Use the Perl File::Copy module's move function to overwrite the unannotated files with the annotated versions, instead of making a system call to the shell mv. This is an attempt to fix a not-as-yet consistently reproducible bug where the annotated file remains with its temporary name.
Updated graph such that the increased reporting categories accumulated from previous versions does not overwhelm the colour palette. Detailed category data is now only available in alignment_stats.csv. The graphs summarize the groups down such that they can be visually separated by eye.
alignment_stats.pl:
- bug fix for counting cross-mapped miRNAs. Fix makes the script only look at BWA's optimal matches (X0) and not X1 when considering cross-mapping.
- write out isoform information about where along the miRNA different reads are found.
- minor bug fix; check each annotation's coordinate string to make sure that each NM field does not exceed max number of allowed mismatches MAX_NM
Custom output:
A new set of scripts takes the output from alignment_stats.pl and formats it to conform to standards dictated by various projects. Currently only applies to TCGA (http://tcga.cancer.gov/) miRNA data.
v0.2.2
Initial public release. Added a README.TXT at the base level directory that explains how to run the pipeline.

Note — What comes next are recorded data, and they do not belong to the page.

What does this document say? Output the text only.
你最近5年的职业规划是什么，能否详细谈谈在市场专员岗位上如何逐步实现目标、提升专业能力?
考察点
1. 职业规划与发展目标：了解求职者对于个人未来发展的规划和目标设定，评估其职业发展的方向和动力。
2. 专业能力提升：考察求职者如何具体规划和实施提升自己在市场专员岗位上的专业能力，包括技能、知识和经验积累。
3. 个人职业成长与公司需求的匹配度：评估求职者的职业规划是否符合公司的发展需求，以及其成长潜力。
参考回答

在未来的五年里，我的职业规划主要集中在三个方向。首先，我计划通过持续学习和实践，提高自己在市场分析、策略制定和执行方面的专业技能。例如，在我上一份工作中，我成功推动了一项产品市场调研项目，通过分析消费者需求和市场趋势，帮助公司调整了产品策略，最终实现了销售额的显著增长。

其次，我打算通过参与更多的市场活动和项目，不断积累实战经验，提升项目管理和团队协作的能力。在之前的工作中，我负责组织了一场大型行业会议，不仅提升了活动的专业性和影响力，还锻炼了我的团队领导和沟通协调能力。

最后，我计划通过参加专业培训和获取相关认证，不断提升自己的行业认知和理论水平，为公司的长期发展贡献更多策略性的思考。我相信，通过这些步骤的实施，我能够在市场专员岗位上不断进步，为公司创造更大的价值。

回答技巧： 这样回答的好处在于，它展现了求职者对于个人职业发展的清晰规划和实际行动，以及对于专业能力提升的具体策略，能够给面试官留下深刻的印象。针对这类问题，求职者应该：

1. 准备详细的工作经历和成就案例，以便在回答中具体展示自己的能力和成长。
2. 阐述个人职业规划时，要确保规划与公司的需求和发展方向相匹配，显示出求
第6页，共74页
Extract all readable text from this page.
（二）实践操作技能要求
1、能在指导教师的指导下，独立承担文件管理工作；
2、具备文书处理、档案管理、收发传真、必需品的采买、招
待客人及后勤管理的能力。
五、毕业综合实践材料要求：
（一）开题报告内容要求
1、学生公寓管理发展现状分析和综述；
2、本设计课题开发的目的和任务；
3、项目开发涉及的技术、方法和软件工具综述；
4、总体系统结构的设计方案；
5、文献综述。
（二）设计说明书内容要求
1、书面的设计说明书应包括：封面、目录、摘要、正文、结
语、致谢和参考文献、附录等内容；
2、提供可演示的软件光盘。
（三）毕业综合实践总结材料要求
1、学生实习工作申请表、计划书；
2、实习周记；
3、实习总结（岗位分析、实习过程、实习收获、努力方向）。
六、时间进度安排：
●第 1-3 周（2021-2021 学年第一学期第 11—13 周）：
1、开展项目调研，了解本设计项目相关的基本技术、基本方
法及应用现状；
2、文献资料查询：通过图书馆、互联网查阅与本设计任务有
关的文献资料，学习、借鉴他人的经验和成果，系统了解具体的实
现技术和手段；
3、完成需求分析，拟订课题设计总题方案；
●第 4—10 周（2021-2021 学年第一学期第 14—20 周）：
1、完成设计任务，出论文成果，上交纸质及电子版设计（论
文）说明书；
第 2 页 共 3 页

Add new reporting features to analysis.
- instead of just annotating RNAs in RepeatMasker, annotate every repeat class, and split each into a separate category
- report the miRNA species represented without regard to specific annotation
- enumerate the number of miRNA species in the sample with a >= 10x depth
See code/library_stats/README.TXT for specific reporting details.
Instead of splitting up BED files generated by category, leave them all together so all peaks will show up in 1 wig. In a future release, the peaks themselves will be re-annotated instead of relying on the annotations of the reads which make them up.
Minor improvement in coding style for referencing modules.
- instead of looking for the module in ".", which requires the code to be run from the script directory, the script only requires the module to be in the same directory the script is in, so now the script can be called from any path.
v0.2.1
Begin integration of novel miRNA prediction.
alignment_stats.pl now generates a set of bed files from the read coordinates for use in peak detection by FindPeaks. (http://sourceforge.net/apps/mediawiki/vancouvershortr/index.php?title=Main_Page#FindPeaks_4.0)
These peaks will be used for predicting novel miRNAs.
Minor bug fix for reading the additional coordinate information in the XA tag.
v0.2.0
Increase reporting categories.
- annotated tRNAs separately from other RNAs in RepeatMasker
- add meta-stat to check the expression profile of chastity failed reads
- report number of reads with 3' adapter in positions 0, 1-14, 15-25, 26-35, and 35+
Update meta-stat regarding overfiltered (X0+X1 > samse -n) stat to reflect up to 10 alignments reported by LIMS
Fixed minor bug where the same stat was reported twice in the summary csv.
Modify colour scheme of graphs to improve readability with increased categories
Add readme to document the annotation output.
Add extra graphs to report 3' adapter location along read.
Add a normalization to miRNA expression files (miRNA.txt and crossmapped.txt) that shows read count as a percentage of all miRNA found in the library.
v0.1.0
First production version of pipeline for annotating miRNA libraries.